Sexual Vulnerability
Sometimes I reflect on just how lucky I've been in life. My therapist charged £10 an hour for students. If you've ever checked therapy prices, you're probably astounded. Even if you haven't, it's clear just how generous this was.
At university, particularly during my first couple of years, I was depressed and anxious. I felt trapped, ready to drop out, ready to leave. I was wary of SSRIs. I tried them for a few months, but perhaps I didn't genuinely want them to work. I was suspicious of drugs altering how I saw the world. Maybe I never gave them a fair chance; maybe that was a mistake.
Did therapy help?
At first, it felt very tough. Confirmation bias, perhaps. They always say the start is the hardest. You reopen wounds that had been closed or hidden. Eventually, they heal.
I haven’t lived a very long life yet, so most of my wounds come from childhood. It was filled with anxiety and insecurity, and my teenage years were no different. They were marked by self-doubt and neurosis. One deep insecurity was my inability to talk comfortably with women.
My school was split into two blocks, one for girls and one for boys, with the lobby area in between. There was almost no opportunity to interact. Unsurprisingly, this made things difficult at university, especially when I found myself sharing a flat with five women.

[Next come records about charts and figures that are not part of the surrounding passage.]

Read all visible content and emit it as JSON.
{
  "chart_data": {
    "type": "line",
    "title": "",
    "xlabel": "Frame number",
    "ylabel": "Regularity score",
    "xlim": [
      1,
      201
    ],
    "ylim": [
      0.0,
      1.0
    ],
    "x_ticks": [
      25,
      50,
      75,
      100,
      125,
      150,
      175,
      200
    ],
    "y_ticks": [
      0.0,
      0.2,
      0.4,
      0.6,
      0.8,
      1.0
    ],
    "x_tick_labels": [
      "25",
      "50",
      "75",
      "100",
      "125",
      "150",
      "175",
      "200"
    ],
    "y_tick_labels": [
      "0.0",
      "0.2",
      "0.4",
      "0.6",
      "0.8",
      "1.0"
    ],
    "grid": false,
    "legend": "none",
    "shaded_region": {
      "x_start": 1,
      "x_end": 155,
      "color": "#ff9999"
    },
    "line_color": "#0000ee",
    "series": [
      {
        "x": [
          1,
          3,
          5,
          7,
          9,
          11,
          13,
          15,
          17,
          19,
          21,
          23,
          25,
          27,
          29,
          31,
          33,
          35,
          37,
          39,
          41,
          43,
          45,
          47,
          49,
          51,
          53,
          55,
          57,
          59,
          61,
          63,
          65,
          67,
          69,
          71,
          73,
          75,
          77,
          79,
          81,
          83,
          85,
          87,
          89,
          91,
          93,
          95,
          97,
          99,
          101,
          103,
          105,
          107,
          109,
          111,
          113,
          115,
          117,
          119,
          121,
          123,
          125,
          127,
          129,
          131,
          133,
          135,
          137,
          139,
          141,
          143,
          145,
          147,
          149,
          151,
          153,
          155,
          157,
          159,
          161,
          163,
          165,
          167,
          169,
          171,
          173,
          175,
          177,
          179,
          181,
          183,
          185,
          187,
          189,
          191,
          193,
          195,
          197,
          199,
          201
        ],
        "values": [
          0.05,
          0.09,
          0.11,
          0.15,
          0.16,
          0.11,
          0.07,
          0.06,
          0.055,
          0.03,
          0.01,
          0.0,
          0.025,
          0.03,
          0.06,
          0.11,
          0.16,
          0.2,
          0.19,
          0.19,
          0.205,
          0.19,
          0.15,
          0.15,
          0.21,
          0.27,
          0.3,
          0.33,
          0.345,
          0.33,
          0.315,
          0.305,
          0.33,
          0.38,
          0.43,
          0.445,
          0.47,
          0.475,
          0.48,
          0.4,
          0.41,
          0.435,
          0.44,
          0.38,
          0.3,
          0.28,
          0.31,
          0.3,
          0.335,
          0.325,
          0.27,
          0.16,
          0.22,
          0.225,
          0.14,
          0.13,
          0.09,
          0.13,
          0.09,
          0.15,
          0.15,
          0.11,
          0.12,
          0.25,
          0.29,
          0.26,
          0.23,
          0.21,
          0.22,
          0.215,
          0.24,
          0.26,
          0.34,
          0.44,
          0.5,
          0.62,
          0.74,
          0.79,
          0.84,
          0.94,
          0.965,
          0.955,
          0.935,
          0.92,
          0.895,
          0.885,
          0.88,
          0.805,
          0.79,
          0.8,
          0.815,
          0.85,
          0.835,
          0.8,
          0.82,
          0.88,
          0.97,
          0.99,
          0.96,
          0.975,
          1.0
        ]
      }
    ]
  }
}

Expressing romantic attraction was particularly hard. It started with shame, turned into agony, and finally became paralysis. Why did I struggle so much? Mostly, it came down to how I valued myself. What could I possibly bring to someone else's life? Of course they'd say no if I expressed attraction.
Therapy helped, but it didn’t magically resolve this. I still felt avoidant. I was less anxious, yes, but not necessarily more confident. I'd absorbed beliefs like, "I'm not a charmer," or "I don't know how to flirt."
At 19, I saw a video and took its message to heart: flirting, dating, asking people out - these were just horribly awkward things you had to survive.
(I once asked someone out like this. Never again. Stand up for yourself!)
But a question I wish I'd asked myself sooner is: What if it doesn’t have to be awkward?
Why does vulnerability have to feel so cringe? Maybe a lot of my anxiety was really resistance to vulnerability itself. I'm slowly learning to shift that perspective. I haven't fully figured it out, but I feel more grounded now when I think about asking someone out.
The excuses still come: What if they're already in a relationship and I make it weird? What if they think I'm strange and feel uncomfortable just because I asked? But more and more, I see the value in simply finding out.
And it’s not just about dating. Expressing desires has never come easily to me. I’ve often defaulted to people-pleasing, putting others’ needs before my own. Holding hands, going in for a kiss - these things still feel unfamiliar, like there’s no script to follow.
Recently, I went to a kink meet-up, a “munch,” as they call it, and it was oddly refreshing. People were open, vulnerable, honest about their wants and needs. It made me rethink what vulnerability could be. Maybe it's not awkward or weird. Maybe it's just honesty.
I realise now that so much of my discomfort with vulnerability came from trying to avoid awkwardness. But what if it doesn’t have to be awkward at all? What if the whole thing - all that raw, honest feeling - is just part of being human?
Yes, honesty can be uncomfortable. But maybe the real mistake is holding everything in out of fear. Maybe the right thing, the brave thing, is just to speak up. To say what I feel. And to let that be enough.